To The Editor:
Friends of the Mad River recently sponsored a two-part workshop, “A Happy and Healthy Valley,” to encourage cooperation, enhance communication and integrate community actions toward achieving long-term goals for the Mad River Valley. Working with Regenesis Group, between 50 and 75 people participated online. Thanks to everyone who dug in together.
To follow up, Friends of the Mad River offers a deeper dive with roughly eight two-hour workshops facilitated by Regenesis that will help a smaller group “build muscle” for public involvement and achievement of shared goals for The Valley. There are many different planning and program activities sponsored by our regional and local groups and agencies. How can we, the public, be more effectively and cooperatively involved in these important public processes?
As in nature, of course, everything is connected. Can our public create a sustainable balance that is good for our people and communities and for the natural systems that we live within? Can we avoid unnecessary conflict by sharing goals and priorities? Certainly, we can. Some intensive, facilitated practicing can bring us together in cooperative relationships with the foundational skills to do so for the long term.

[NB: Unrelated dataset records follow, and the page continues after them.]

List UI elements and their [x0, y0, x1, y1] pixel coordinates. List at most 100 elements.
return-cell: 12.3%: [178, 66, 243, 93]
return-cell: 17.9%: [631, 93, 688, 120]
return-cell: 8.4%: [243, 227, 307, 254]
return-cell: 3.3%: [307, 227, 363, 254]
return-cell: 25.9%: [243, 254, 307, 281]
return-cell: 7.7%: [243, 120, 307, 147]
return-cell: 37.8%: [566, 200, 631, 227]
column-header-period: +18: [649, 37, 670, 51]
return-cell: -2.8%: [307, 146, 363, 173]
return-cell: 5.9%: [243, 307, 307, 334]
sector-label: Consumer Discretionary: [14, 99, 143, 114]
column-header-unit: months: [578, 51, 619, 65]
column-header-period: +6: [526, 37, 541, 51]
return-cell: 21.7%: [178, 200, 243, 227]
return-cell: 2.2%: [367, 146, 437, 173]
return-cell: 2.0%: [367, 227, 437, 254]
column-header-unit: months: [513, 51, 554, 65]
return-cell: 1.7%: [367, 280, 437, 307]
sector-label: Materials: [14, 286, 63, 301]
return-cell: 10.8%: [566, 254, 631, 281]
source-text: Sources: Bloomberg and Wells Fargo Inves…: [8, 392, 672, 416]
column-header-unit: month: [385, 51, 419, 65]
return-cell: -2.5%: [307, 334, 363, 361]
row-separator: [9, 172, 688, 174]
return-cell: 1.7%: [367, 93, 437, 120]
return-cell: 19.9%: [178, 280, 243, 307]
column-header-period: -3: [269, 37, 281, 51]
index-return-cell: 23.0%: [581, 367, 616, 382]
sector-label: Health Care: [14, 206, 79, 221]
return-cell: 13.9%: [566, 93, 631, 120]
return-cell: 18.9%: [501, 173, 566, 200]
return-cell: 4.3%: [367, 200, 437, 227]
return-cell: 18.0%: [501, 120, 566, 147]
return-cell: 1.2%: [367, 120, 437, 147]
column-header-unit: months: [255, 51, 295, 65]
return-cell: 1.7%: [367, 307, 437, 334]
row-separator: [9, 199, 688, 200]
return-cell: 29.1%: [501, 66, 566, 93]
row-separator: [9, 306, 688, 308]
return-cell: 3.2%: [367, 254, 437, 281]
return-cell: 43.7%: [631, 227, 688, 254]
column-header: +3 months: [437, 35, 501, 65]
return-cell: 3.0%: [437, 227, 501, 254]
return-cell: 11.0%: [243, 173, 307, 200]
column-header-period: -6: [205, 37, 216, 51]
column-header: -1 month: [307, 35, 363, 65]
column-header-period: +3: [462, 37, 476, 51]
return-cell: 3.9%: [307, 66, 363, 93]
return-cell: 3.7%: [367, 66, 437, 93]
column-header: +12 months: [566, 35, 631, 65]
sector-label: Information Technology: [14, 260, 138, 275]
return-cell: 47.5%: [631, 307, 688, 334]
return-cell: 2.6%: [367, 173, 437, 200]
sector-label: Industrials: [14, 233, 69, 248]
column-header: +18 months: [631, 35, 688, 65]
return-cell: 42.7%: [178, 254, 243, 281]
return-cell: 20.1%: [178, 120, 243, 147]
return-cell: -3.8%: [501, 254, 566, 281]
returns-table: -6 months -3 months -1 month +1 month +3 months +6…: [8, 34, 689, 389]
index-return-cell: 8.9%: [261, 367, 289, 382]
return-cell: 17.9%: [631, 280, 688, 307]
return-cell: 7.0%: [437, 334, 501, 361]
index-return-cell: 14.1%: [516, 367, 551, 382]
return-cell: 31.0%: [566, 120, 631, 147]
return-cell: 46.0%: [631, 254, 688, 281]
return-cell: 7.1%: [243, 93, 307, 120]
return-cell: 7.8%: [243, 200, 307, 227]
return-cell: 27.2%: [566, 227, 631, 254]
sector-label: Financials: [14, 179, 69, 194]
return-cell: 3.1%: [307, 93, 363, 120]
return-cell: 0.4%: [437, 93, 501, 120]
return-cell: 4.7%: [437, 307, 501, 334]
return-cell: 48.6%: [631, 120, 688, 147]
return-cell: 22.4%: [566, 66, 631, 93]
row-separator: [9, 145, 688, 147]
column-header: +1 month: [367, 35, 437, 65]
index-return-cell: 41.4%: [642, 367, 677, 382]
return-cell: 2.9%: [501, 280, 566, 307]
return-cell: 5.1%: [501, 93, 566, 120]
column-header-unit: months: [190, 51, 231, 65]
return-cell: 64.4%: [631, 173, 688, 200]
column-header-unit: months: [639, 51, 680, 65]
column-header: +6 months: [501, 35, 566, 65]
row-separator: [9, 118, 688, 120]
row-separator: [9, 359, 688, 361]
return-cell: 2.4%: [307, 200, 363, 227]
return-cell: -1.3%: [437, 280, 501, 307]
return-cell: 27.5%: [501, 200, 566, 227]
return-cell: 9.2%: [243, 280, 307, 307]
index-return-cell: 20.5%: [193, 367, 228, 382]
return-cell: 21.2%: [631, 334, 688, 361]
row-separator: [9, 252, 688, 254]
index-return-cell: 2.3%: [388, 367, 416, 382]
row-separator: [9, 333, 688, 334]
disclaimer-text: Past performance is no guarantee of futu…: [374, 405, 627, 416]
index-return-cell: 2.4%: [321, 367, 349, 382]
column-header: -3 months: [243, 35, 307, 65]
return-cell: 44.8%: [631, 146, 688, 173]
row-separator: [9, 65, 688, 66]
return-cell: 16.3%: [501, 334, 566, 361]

The workshops are expected to start in the first quarter of 2021 with a frequency shaped by the group. There’s no cost to participants because we would like to attract a wide diversity of people interested in major issues of concern in The Valley, from the economy and the environment to housing, agriculture, health care and recreation.
If you are interested in participating in the eight-session program with Regenesis, https://www.friendsofthemadriver.org/happyandhealthyvalley.html. Links to watch the two-part meetings on Zoom can be found there. When signing up to participate indicate issues and challenges that most motivate you. We hope to accommodate everyone who expresses interest, but we also want to ensure a diversity of viewpoints and areas of concern. We need to hear from you by December 21.
Thanks for caring about The Valley’s present and future, and we look forward to hearing from you.